For him to wake up one day and change his mind? Just like that? Knowing it wasn’t healthy, and really knowing better, I scrolled through them only to go through our text chat. Like usual, I tried to figure out where things had changed. To pinpoint when whatever happened, happened. But no matter what, I couldn’t figure it out. All his messages had been laced with nothing but love and affection. By the time I scrolled to the last one, my fingers hovered over the chat box, and I started to type out a message. How many times had I done this? Written messages and then quickly deleted them?

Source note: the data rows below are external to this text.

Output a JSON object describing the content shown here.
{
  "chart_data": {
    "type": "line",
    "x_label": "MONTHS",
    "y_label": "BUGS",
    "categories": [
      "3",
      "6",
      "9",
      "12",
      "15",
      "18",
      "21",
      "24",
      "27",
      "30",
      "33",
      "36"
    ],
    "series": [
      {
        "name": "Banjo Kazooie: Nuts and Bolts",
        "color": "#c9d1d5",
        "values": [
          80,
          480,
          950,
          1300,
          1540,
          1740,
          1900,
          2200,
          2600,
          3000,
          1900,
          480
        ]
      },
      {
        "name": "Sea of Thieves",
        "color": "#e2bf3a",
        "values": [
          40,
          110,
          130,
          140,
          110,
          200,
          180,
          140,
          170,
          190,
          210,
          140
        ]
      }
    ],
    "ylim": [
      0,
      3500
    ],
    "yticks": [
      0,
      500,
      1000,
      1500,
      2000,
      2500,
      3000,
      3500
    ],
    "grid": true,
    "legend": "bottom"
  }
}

Me: Hey, I know it’s late, and I know it’s been a moment, but I wanted to let you know I miss you. My finger hovered over the send button before I shook my head and deleted the message.

What would be the point? It wasn’t like he had reached out.

It was obvious that Winston Nash, as much as we had in common in and out of the bedroom, as hard as I’d fallen in love with a man who I’d thought understood me and my wants and needs more than anyone in the world, had moved on.

I just had to figure out how to do the same.